Steven Spielberg's classic "Poltergeist" was released 40 years ago. The myths surrounding it seem more frightening than the film itself. An actress of the horror strip is killed, another dies in infancy.

"They are here," the little girl says to her mommy - but who does she mean? "The ones from the TV". The American spooky film "Poltergeist" was a groundbreaking screen horror four decades ago and is now a classic. In it, a supernatural house spirit terrorizes a typical middle-class American family. The film plays with children's fright symbols - flickering screens, evil dolls, spooky trees, lightning and thunder. He concentrates on the fears of the target group that is actually excluded from the film, which is approved for ages 16 and over.

40 years ago the paranormal special effects fireworks started in the cinemas, nowadays you can stream them at home. The fantasy film is currently available as a subscription to Sky Go and Wow. Strange things are happening in the new home of the Freeling family - as parents Craig T. Nelson and JoBeth Williams. Little Carol Anne speaks to the flickering television picture after the end of the broadcast - older people may remember what that used to be like.
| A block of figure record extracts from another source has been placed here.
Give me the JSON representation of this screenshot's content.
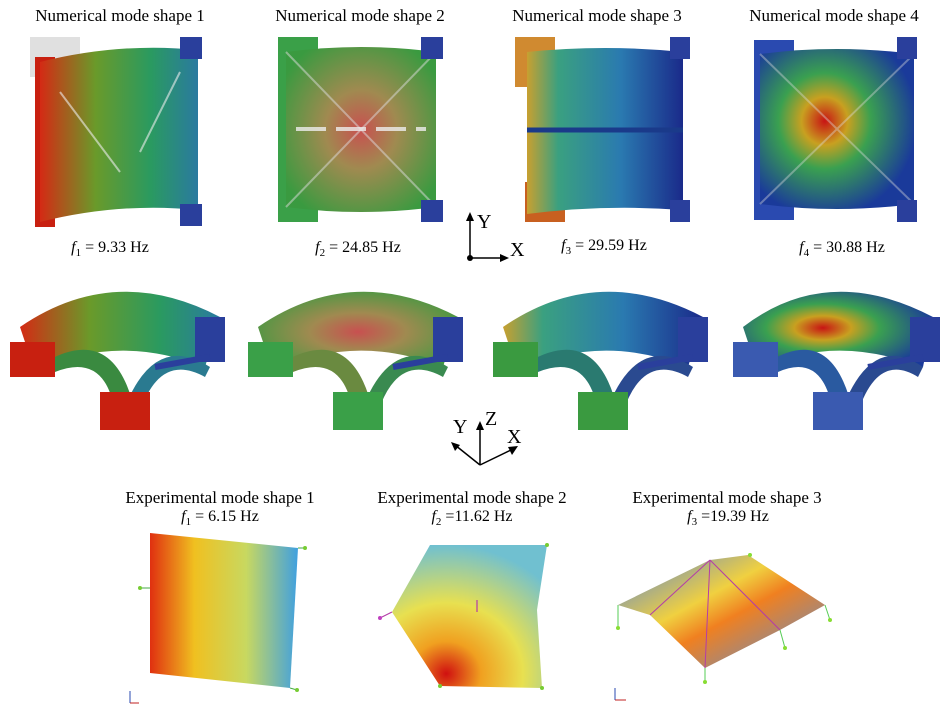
{
  "numerical": [
    {
      "title": "Numerical mode shape 1",
      "freq_symbol": "f",
      "freq_index": "1",
      "freq_value": " = 9.33 Hz"
    },
    {
      "title": "Numerical mode shape 2",
      "freq_symbol": "f",
      "freq_index": "2",
      "freq_value": " = 24.85 Hz"
    },
    {
      "title": "Numerical mode shape 3",
      "freq_symbol": "f",
      "freq_index": "3",
      "freq_value": " = 29.59 Hz"
    },
    {
      "title": "Numerical mode shape 4",
      "freq_symbol": "f",
      "freq_index": "4",
      "freq_value": " = 30.88 Hz"
    }
  ],
  "experimental": [
    {
      "title": "Experimental  mode shape 1",
      "freq_symbol": "f",
      "freq_index": "1",
      "freq_value": " = 6.15 Hz"
    },
    {
      "title": "Experimental  mode shape 2",
      "freq_symbol": "f",
      "freq_index": "2",
      "freq_value": " =11.62 Hz"
    },
    {
      "title": "Experimental  mode shape 3",
      "freq_symbol": "f",
      "freq_index": "3",
      "freq_value": " =19.39 Hz"
    }
  ],
  "axes_top": {
    "y": "Y",
    "x": "X"
  },
  "axes_mid": {
    "y": "Y",
    "z": "Z",
    "x": "X"
  },
  "colors": {
    "red": "#d42a14",
    "yellow": "#e8d640",
    "green": "#3aa048",
    "blue": "#2a3f9c",
    "mesh_shadow": "#d8d8d8"
  }
}
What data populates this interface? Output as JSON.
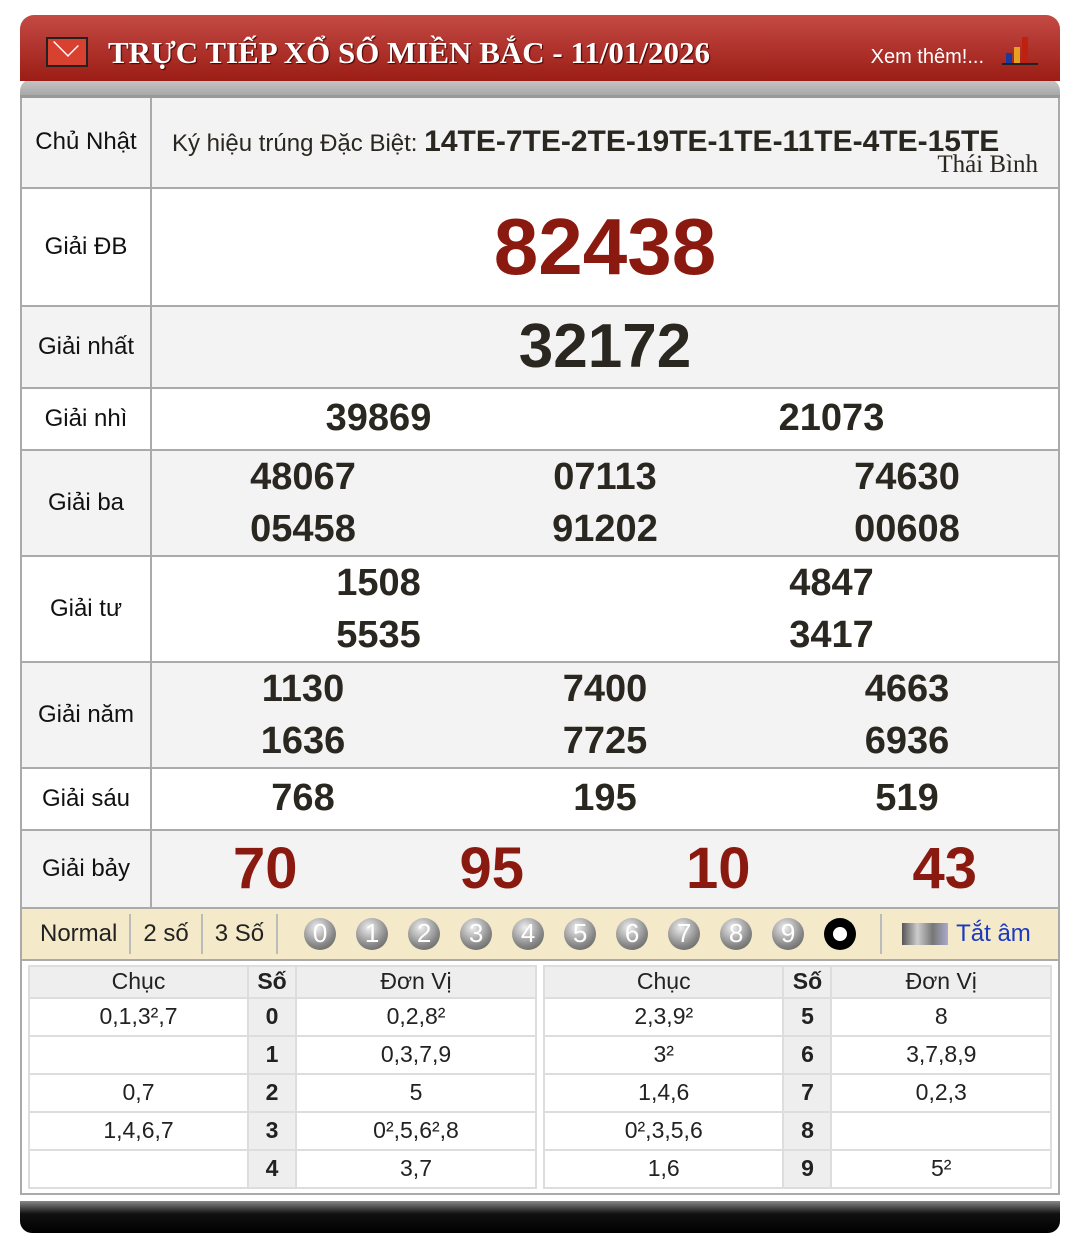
{
  "header": {
    "title": "TRỰC TIẾP XỔ SỐ MIỀN BẮC - 11/01/2026",
    "more": "Xem thêm!..."
  },
  "info": {
    "day": "Chủ Nhật",
    "symbol_label": "Ký hiệu trúng Đặc Biệt:",
    "symbols": "14TE-7TE-2TE-19TE-1TE-11TE-4TE-15TE",
    "province": "Thái Bình"
  },
  "prizes": [
    {
      "label": "Giải ĐB",
      "numbers": [
        "82438"
      ]
    },
    {
      "label": "Giải nhất",
      "numbers": [
        "32172"
      ]
    },
    {
      "label": "Giải nhì",
      "numbers": [
        "39869",
        "21073"
      ]
    },
    {
      "label": "Giải ba",
      "numbers": [
        "48067",
        "07113",
        "74630",
        "05458",
        "91202",
        "00608"
      ]
    },
    {
      "label": "Giải tư",
      "numbers": [
        "1508",
        "4847",
        "5535",
        "3417"
      ]
    },
    {
      "label": "Giải năm",
      "numbers": [
        "1130",
        "7400",
        "4663",
        "1636",
        "7725",
        "6936"
      ]
    },
    {
      "label": "Giải sáu",
      "numbers": [
        "768",
        "195",
        "519"
      ]
    },
    {
      "label": "Giải bảy",
      "numbers": [
        "70",
        "95",
        "10",
        "43"
      ]
    }
  ],
  "toolbar": {
    "options": [
      "Normal",
      "2 số",
      "3 Số"
    ],
    "digits": [
      "0",
      "1",
      "2",
      "3",
      "4",
      "5",
      "6",
      "7",
      "8",
      "9"
    ],
    "mute": "Tắt âm"
  },
  "loto": {
    "headers": [
      "Chục",
      "Số",
      "Đơn Vị"
    ],
    "left": [
      [
        "0,1,3²,7",
        "0",
        "0,2,8²"
      ],
      [
        "",
        "1",
        "0,3,7,9"
      ],
      [
        "0,7",
        "2",
        "5"
      ],
      [
        "1,4,6,7",
        "3",
        "0²,5,6²,8"
      ],
      [
        "",
        "4",
        "3,7"
      ]
    ],
    "right": [
      [
        "2,3,9²",
        "5",
        "8"
      ],
      [
        "3²",
        "6",
        "3,7,8,9"
      ],
      [
        "1,4,6",
        "7",
        "0,2,3"
      ],
      [
        "0²,3,5,6",
        "8",
        ""
      ],
      [
        "1,6",
        "9",
        "5²"
      ]
    ]
  },
  "colors": {
    "header": "#9b1d15",
    "special": "#8a1a10",
    "toolbar": "#f4e9c8"
  }
}
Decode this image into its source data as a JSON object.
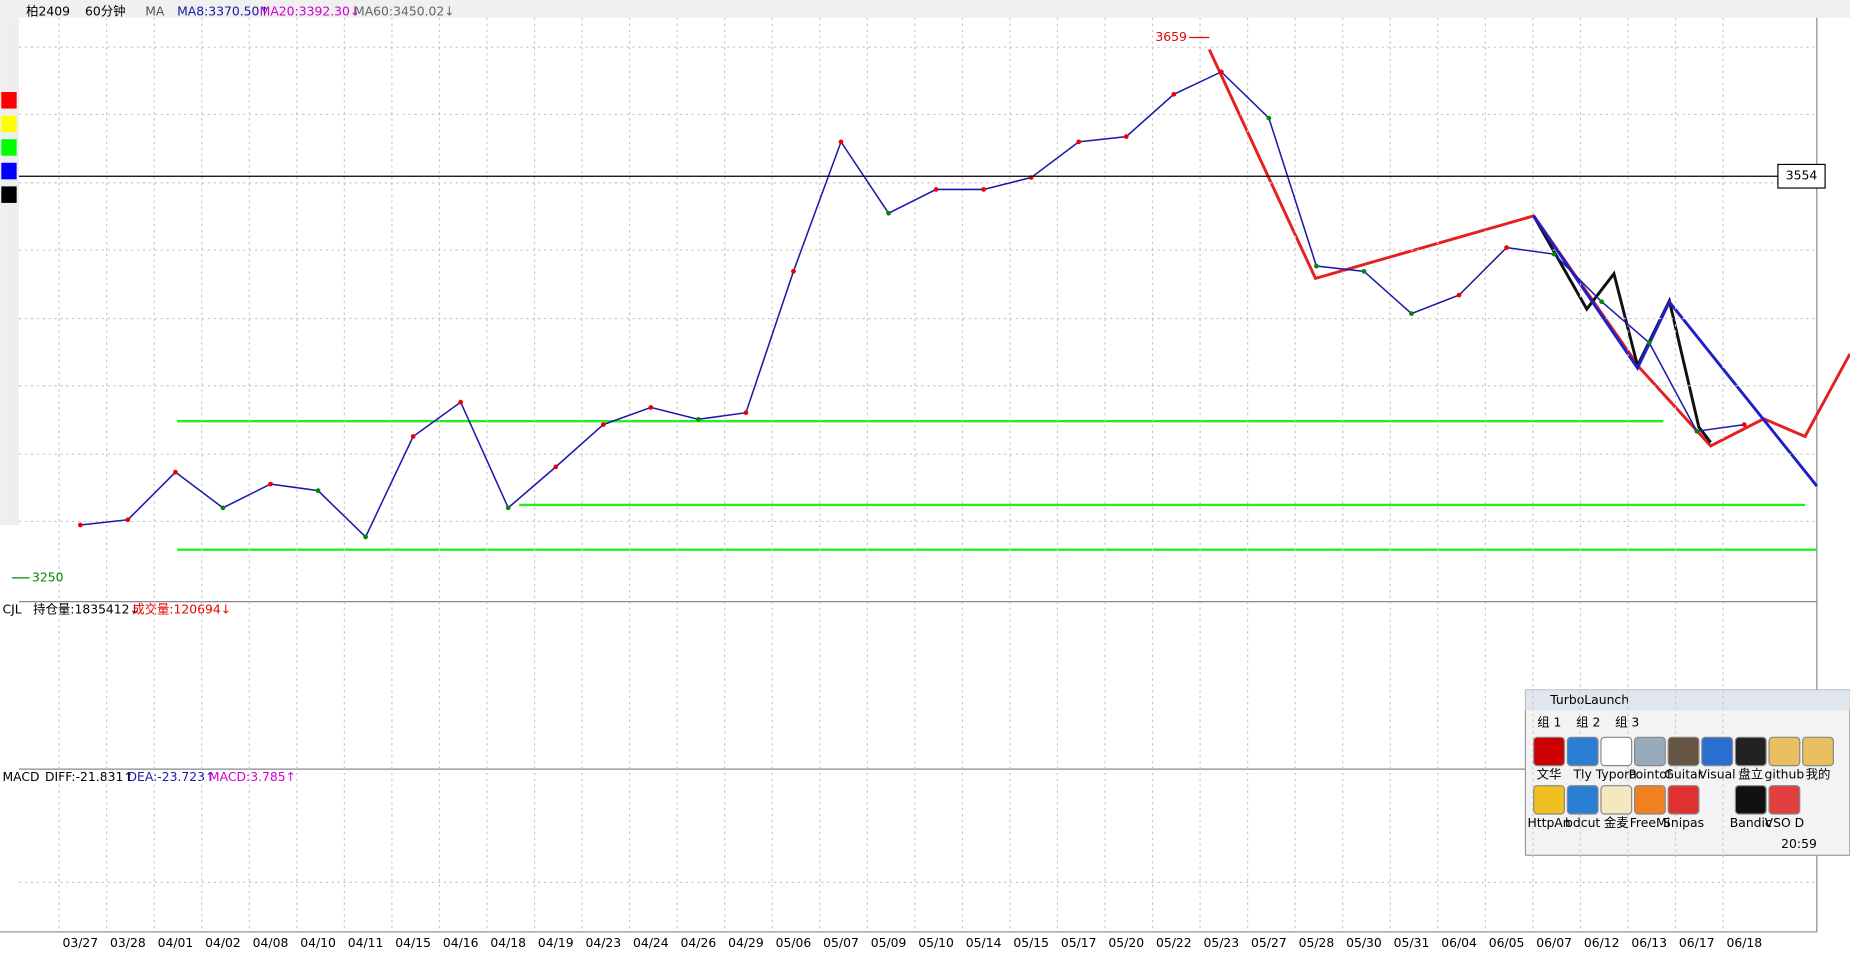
{
  "toolbar": {
    "symbol": "柏2409",
    "period": "60分钟",
    "indicator": "MA",
    "ma8": "MA8:3370.50↑",
    "ma20": "MA20:3392.30↓",
    "ma60": "MA60:3450.02↓"
  },
  "chart_data": {
    "type": "line",
    "color": "#1a1aa8",
    "categories": [
      "03/27",
      "03/28",
      "04/01",
      "04/02",
      "04/08",
      "04/10",
      "04/11",
      "04/15",
      "04/16",
      "04/18",
      "04/19",
      "04/23",
      "04/24",
      "04/26",
      "04/29",
      "05/06",
      "05/07",
      "05/09",
      "05/10",
      "05/14",
      "05/15",
      "05/17",
      "05/20",
      "05/22",
      "05/23",
      "05/27",
      "05/28",
      "05/30",
      "05/31",
      "06/04",
      "06/05",
      "06/07",
      "06/12",
      "06/13",
      "06/17",
      "06/18"
    ],
    "values": [
      3290,
      3294,
      3330,
      3303,
      3321,
      3316,
      3281,
      3357,
      3383,
      3303,
      3334,
      3366,
      3379,
      3370,
      3375,
      3482,
      3580,
      3526,
      3544,
      3544,
      3553,
      3580,
      3584,
      3616,
      3633,
      3598,
      3486,
      3482,
      3450,
      3464,
      3500,
      3495,
      3459,
      3428,
      3361,
      3366
    ],
    "ylim": [
      3232,
      3674
    ],
    "high": 3659,
    "high_label": "3659",
    "low": 3250,
    "low_label": "3250",
    "cursor_price": 3554,
    "cursor_label": "3554"
  },
  "volume_panel": {
    "name": "CJL",
    "open_interest": "持仓量:1835412↓",
    "volume": "成交量:120694↓"
  },
  "macd_panel": {
    "name": "MACD",
    "diff": "DIFF:-21.831↑",
    "dea": "DEA:-23.723↑",
    "macd": "MACD:3.785↑"
  },
  "turbolaunch": {
    "title": "TurboLaunch",
    "tabs": [
      "组 1",
      "组 2",
      "组 3"
    ],
    "icons": [
      "文华",
      "Tly",
      "Typora",
      "Pointof",
      "Guitar",
      "Visual",
      "盘立",
      "github",
      "我的",
      "HttpAn",
      "bdcut",
      "金麦",
      "FreeMi",
      "Snipas",
      "Bandic",
      "VSO D"
    ],
    "time": "20:59"
  }
}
Chairs stack themselves, things fly through the air, toys come to life, a tree in the backyard wakes up and wants son Robbie. Despite the 80s technology, the special effects are still impressive today, and some sentences from the film have become legendary.

When the poltergeists kidnap little Carol Anne into an intermediate world, the Freelings have only one hope: the medium Tangina (Zelda Rubinstein). "Finally leave my baby alone," the mother tearfully demands of the evil spirits. "Go into the light, Carol Anne," she says imploringly to her little daughter (Original: "Run to the light, Carol Ann. Run as fast as you can."). With a long rope it is possible to bring the girl back from the other side. The apparent calm that followed did not last long.

The spirits retaliate with a storm of disasters. In the end, a gorge opens up in the children's closet and the house collapses. Decayed and skeletal corpses rise from the ground. The house stood in a cemetery and had become the gateway to the spirit world. Profit-hungry entrepreneurs built the entire suburban Healing World settlement on graves. Only the tombstones had been moved. The buried souls were therefore out for revenge.

The horror film is based on a screenplay by Steven Spielberg. Where it says Spielberg, there is Spielberg in it. Because Tobe Hooper - known for the film "The Texas Chainsaw Massacre", which in Germany is also known as "Blutgericht in Texas" or "Chainsaw Massacre" - was probably only the director of the world success on paper. Producer and co-writer Spielberg was officially filming "E.T." at the time. Hooper was his frontman for parallel production. After shooting Hooper was out, Final Cut was a matter for the boss. In the original trailer, the work was marketed as a Spielberg film: "This time Steven Spielberg has crossed the threshold into a terrifying world to be found within ourselves."

In the USA the film was released on June 4, 1982, one week before "ET.", in the Federal Republic of Germany on September 23, eleven weeks before "ET - The Extra-Terrestrial", as the film was called here. The myths surrounding it seem more frightening than the film itself. Because "Poltergeist" is considered by some to be a cursed strip. There were tragic deaths in the crew: Dominique Dunne, who played Carol-Anne's older sister, was killed by her ex-boyfriend in 1982 at the age of 22. Carol Anne actress Heather O'Rourke died in 1988 at the age of 12 from complications of an intestinal obstruction.